As our lawsuit states, “This data served as a critical source of specific and consistent official information about the U.S. military presence in key combat zones. Transparency on troop levels has been essential for public oversight and accountability concerning the progress of military operations in the Middle East and South Asia.”

To understand what’s going on in these war zones, Americans need access to this vital information. Is Trump keeping his pledge? As U.S. military personnel are drawn down, are the number of U.S. contractors going up? What correlations exist between the number of U.S. troops and violence in these places? These are the types of questions that journalists and policy experts will be investigating, but to do that, they need access to basic data about how many U.S. troops have been deployed over the past few years and how many remain deployed today.

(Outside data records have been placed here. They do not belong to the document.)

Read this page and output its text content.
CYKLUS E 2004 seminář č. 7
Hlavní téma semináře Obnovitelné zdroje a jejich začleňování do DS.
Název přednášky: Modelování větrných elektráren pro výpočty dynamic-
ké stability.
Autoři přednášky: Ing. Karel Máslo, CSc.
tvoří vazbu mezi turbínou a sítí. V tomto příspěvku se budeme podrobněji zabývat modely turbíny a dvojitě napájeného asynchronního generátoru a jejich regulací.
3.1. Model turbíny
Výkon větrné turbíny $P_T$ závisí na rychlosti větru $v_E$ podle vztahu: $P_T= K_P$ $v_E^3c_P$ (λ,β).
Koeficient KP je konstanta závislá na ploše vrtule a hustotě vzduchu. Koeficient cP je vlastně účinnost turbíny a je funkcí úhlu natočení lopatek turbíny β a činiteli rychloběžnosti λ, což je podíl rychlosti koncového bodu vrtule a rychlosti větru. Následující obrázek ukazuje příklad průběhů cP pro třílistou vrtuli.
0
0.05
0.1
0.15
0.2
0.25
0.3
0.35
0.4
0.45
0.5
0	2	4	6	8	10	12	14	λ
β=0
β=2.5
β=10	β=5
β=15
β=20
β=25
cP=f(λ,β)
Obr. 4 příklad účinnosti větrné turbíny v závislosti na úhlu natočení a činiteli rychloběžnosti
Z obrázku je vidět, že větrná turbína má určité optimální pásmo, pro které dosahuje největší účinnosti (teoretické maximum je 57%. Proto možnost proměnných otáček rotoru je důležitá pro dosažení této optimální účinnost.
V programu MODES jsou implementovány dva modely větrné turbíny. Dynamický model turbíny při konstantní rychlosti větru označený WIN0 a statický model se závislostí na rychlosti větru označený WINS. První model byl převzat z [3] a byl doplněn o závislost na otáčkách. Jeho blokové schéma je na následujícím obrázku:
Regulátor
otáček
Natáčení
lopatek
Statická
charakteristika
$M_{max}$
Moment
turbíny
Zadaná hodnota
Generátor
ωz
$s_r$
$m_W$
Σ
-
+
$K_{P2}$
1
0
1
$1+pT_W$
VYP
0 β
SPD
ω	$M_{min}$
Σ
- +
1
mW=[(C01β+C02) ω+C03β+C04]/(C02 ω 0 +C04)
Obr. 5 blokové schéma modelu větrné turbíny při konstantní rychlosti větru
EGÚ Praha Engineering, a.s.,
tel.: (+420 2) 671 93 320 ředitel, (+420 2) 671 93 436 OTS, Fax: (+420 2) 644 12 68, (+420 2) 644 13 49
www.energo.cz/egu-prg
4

What’s more, the quarterly Defense Department reports provided predictability and reliability instead of allowing officials to choose whether, when and how to make the information available. The announcements for reduced U.S. troop levels in Iraq and Afghanistan came with just eight weeks left until the election. Without the regular data to compare, these declarations simply can’t be trusted. In the meantime, U.S. forces in Syria appear to be zigzagging out and then back into the country. Who can tell what’s happening there? Americans deserve to know.

The Pentagon may argue that there is a usefulness to this secrecy, especially in places such as Afghanistan, where the United States was negotiating with the Taliban on a “peace deal.” But that deal was signed in February, initiating a countdown clock for a complete U.S. withdrawal from the country within 14 months. Diplomatic secrecy is no longer a plausible reason for failing to share this information with the public, if it ever was. The administration has not turned the information spigot off completely, either, but it’s recently turned instead to potentially highly misleading releases of information. The Pentagon now says it will sometimes tell the public only how many troops are “permanently assigned for duty at these locations” — a newfangled accounting practice that neither allows for true comparisons with past troop commitments nor insight into where American troops are being put in harm’s way. It also gives a false impression of a lower level of troop commitments, a political boon to Trump.

In a Fox News interview in August, Trump touted that he had accomplished a campaign promise by “bringing many of the troops home and most of the troops home.”

American voters don’t have the information required to evaluate Trump’s self-proclaimed record and the decisions he’s made over where and when to risk U.S. soldiers’ lives. The number of U.S. troops deployed over recent years and in today’s war zones is a key part of that assessment.

It shouldn’t require a lawsuit to have this kind of information given to the American public.